Елена Арсеньева - Безумное танго
Как ни противно было, пришлось-таки рассказать Алёне обо всем. Она достаточно много знала о приключениях сестры, поэтому словно бы даже не удивилась ужасной новости. И сразу согласилась: да, нужно немедленно отправиться в Нижний, проверить дом. А потом вернуться к сестре.
Конечно, Инга оставалась не одна: рядом была тетка, а потом Алёнина подружка, молоденькая монашенка Липка самоотверженно решила хоть всю ночь посидеть у постели находившейся в беспамятстве девушки. И все-таки медсестры и врачи откровенно поджимали губы, когда Алёна сообщила, что вынуждена уехать. Тетя Катя устроила ей что-то вроде скандала, причем немалая роль в упреках, как понял Юрий, отводилась ему… И только Липка сказала Алёне, чтоб ехала – и ни о чем не беспокоилась.

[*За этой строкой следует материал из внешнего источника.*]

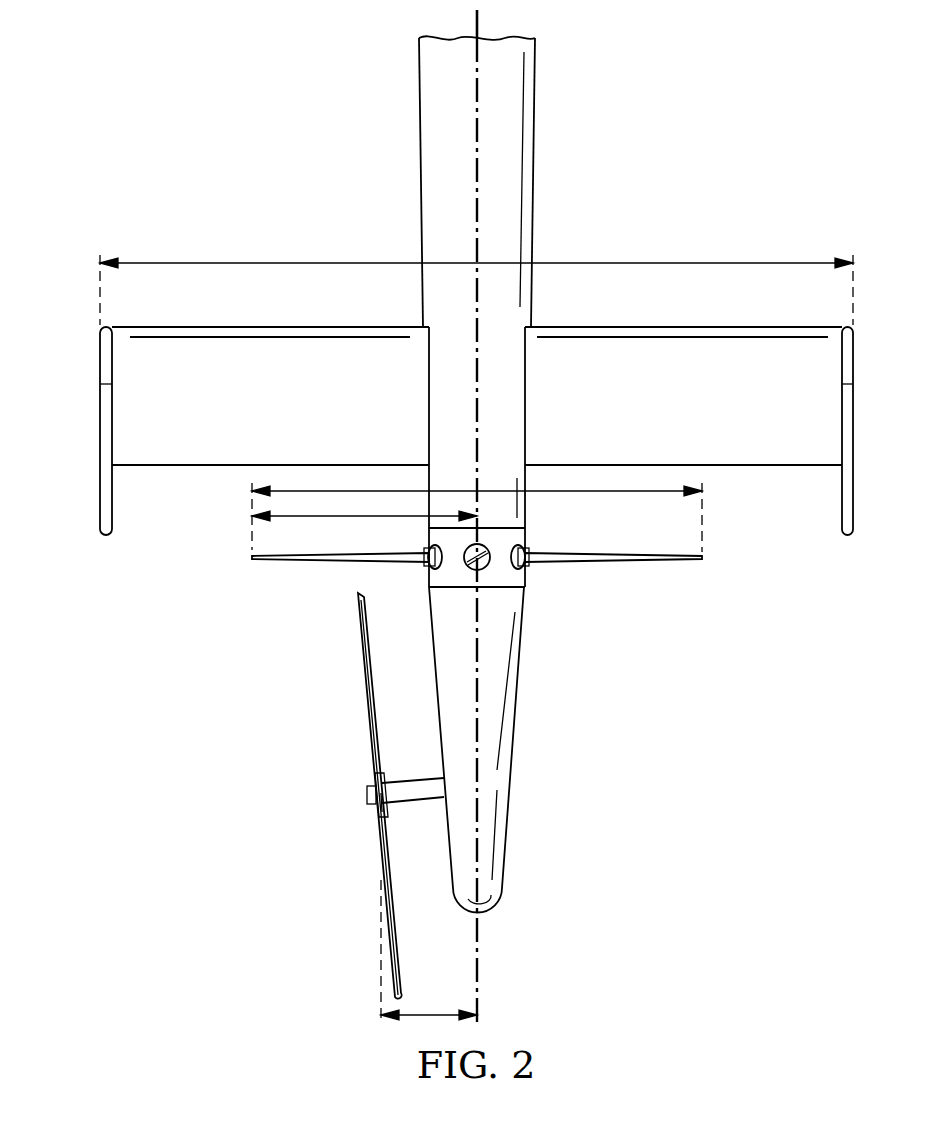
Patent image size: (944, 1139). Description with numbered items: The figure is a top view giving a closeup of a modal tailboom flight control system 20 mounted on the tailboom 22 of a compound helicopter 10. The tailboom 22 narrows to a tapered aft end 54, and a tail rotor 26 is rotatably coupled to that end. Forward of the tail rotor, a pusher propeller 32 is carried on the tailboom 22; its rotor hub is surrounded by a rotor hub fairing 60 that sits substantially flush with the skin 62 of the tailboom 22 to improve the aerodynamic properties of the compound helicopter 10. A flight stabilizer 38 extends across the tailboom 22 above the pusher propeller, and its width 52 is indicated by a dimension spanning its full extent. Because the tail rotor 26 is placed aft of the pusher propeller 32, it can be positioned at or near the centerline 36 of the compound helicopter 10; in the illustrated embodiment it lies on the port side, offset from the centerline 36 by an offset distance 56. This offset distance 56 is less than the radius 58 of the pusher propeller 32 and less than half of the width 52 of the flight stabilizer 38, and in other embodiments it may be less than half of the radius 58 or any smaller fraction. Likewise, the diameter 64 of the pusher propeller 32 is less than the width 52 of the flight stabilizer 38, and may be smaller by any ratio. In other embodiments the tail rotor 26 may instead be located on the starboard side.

Липка не сводила с Юрия своих круглых, как пуговки, ярких карих глаз, и на лице ее был написан такой романтический восторг, как будто Алёна уезжала не всего лишь на сутки, а пускалась в безрассудное бегство с любовником. И не просто так: ну, вышла из больницы, ну, пересекла улицу, завела мотор «Москвича», – а через высокие монастырские стены, по веревочной лестнице, и вслед по дороге будет стелиться не бензиновая гарь, а пыль, поднятая копытами быстрых коней…
Выехали уже под вечер. Во-первых, только к этому времени Алёна окончательно решилась, а во-вторых, выяснилось, что вечером ехать безопаснее. Прав-то у нее не было, она забыла их захватить, когда отправилась вгорячах в Выксу. Да и с ее водительскими талантами лучше было путешествовать глухой ночью, когда дорожная инспекция спит, причем пробираться по самой обочине на скорости двадцать километров в час.
Сам-то Юрий вообще не умел водить автомобиль, как-то не удосужился научиться. Поэтому, признав собственное несовершенство, он молча терпел и слишком резкое торможение, и внезапное увеличение скорости, и вензеля, которые вдруг начинал выписывать на шоссе «Москвич», когда Алёна задумывалась и ослабляла мертвую хватку, с какой она вцеплялась в руль.
Дорога была долгая, и Юрий сам не заметил, как приноровился к этой своеобразной манере вождения. Он не чувствовал ни малейшего раздражения – наоборот, что-то вроде умиления, природы которого объяснить пока не мог. Вернее, не хотел, потому что объяснение это лежало совсем уж на поверхности, и надо было быть полным идиотом, чтобы его не замечать. Но сейчас этому было не время, не место, вообще все состояло из одних сплошных «не», и единственное дельное, до чего додумался за долгий ночной путь Юрий, так это то, что им следует поберечься Рашида. Он же безумен, а логику безумия постичь невозможно.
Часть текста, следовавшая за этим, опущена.